Par application de l'article R. 723-7 du code de la consommation, cette vérification porte sur la validité des créances, des titres qui les constatent et de leur montant. Elle est opérée pour les besoins de la procédure et afin de permettre à la commission de poursuivre sa mission. Elle porte sur le caractère liquide et certain des créances, ainsi que sur le montant des sommes réclamées en principal, intérêts et accessoires.
Par ailleurs, il résulte de l'article 1353 du code civil, que celui qui réclame l'exécution d'une obligation doit la prouver. Réciproquement, celui qui se prétend libéré doit justifier le paiement ou le fait qui a produit l'extinction de son obligation.

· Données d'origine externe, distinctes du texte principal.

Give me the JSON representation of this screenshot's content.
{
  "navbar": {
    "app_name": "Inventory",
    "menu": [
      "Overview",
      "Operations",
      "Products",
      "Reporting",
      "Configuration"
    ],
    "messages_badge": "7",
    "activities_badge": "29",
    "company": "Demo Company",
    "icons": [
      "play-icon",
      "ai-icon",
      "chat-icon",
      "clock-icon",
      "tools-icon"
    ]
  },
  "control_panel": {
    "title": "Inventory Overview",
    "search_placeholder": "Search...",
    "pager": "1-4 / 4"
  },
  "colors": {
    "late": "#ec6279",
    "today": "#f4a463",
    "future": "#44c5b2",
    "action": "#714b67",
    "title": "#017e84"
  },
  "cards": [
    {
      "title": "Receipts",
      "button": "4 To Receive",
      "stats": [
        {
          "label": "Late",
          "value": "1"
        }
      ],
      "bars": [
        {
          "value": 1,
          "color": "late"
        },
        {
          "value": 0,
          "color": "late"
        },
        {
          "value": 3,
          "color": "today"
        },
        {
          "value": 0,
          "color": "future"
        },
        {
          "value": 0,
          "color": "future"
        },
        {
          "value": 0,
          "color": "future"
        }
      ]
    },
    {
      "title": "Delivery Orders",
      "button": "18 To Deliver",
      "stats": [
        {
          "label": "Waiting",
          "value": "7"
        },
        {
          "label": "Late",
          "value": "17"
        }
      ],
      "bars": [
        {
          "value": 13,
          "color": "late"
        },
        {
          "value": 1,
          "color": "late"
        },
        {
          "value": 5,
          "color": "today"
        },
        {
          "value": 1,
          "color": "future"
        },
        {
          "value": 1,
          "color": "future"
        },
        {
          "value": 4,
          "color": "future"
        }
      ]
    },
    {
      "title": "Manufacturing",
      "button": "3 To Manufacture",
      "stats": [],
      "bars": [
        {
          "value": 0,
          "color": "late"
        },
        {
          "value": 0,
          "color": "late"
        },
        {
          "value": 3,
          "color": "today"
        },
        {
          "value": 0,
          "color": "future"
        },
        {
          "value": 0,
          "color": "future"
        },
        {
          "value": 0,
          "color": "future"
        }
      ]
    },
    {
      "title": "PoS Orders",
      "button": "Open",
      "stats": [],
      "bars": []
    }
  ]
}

En l'espèce, à l'occasion de sa contestation, Monsieur [O] [I] a sollicité l'intégration, en cours de procédure d'une nouvelle dette, qu'il estimait à un montant de 19.000 euros au titre d'un trop-perçu de sa solde perçue par le commissariat des armées. Il produit en ce sens un courrier du commissariat des armées non daté, évoquant pour objet la régularisation d'un dossier de solde en situation de trop-versé, évoquant un trop-versé de 1863,49 euros.
Il verse également aux débats deux titres de perception :
- 8053,63 euros en date du 8 décembre 2025,
- 1863,49 euros en date du 27 février 2026,
Il joint également aux débats des notifications de saisies administratives à tiers détenteur dont il ressort l'existence d'autres titres de perception qui ne sont pas produits aux débats et dont le montant ne peut être fixé avec certitude.
Régulièrement convoqué à l'audience par lettre recommandée avec avis de réception, le commissariat des armées n'a pas produit d'observations de sorte qu'il convient d'intégrer le montant de cette dette au dossier de surendettement et d'en fixer le montant, pour les besoins de la présente procédure, à la somme de 9917,12 euros.
Sur les mesures de traitement de la situation de surendettement de Monsieur [O] [I]
Aux termes de l'article L724-1 du code de la consommation, lorsqu'il ressort de l'examen de la demande de traitement de la situation de surendettement que les ressources ou l'actif réalisable du débiteur le permettent, la commission prescrit des mesures de traitement dans les conditions prévues aux articles L. 732-1, L. 733-1, L. 733-4 et L. 733-7.
Lorsque le débiteur se trouve dans une situation irrémédiablement compromise caractérisée par l'impossibilité manifeste de mettre en œuvre des mesures de traitement mentionnées au premier alinéa, la commission peut, dans les conditions du présent livre :
1° Soit imposer un rétablissement personnel sans liquidation judiciaire si elle constate que le débiteur ne possède que des biens meublants nécessaires à la vie courante et des biens non professionnels indispensables à l'exercice de son activité professionnelle, ou que l'actif n'est constitué que de biens dépourvus de valeur marchande ou dont les frais de vente seraient manifestement disproportionnés au regard de leur valeur vénale ;
2° Soit saisir, si elle constate que le débiteur n'est pas dans la situation mentionnée au 1°, avec l'accord du débiteur, le juge des contentieux de la protection aux fins d'ouverture d'une procédure de rétablissement personnel avec liquidation judiciaire.
Aux termes de l'article L741-6 du code de la consommation, s'il constate que le débiteur se trouve dans la situation mentionnée au 1° de l'article L. 724-1, le juge prononce un rétablissement personnel sans liquidation judiciaire, qui emporte les mêmes effets que ceux mentionnés à l'article L. 741-2.
Les créances dont les titulaires n'ont pas formé tierce opposition dans un délai fixé par décret sont éteintes.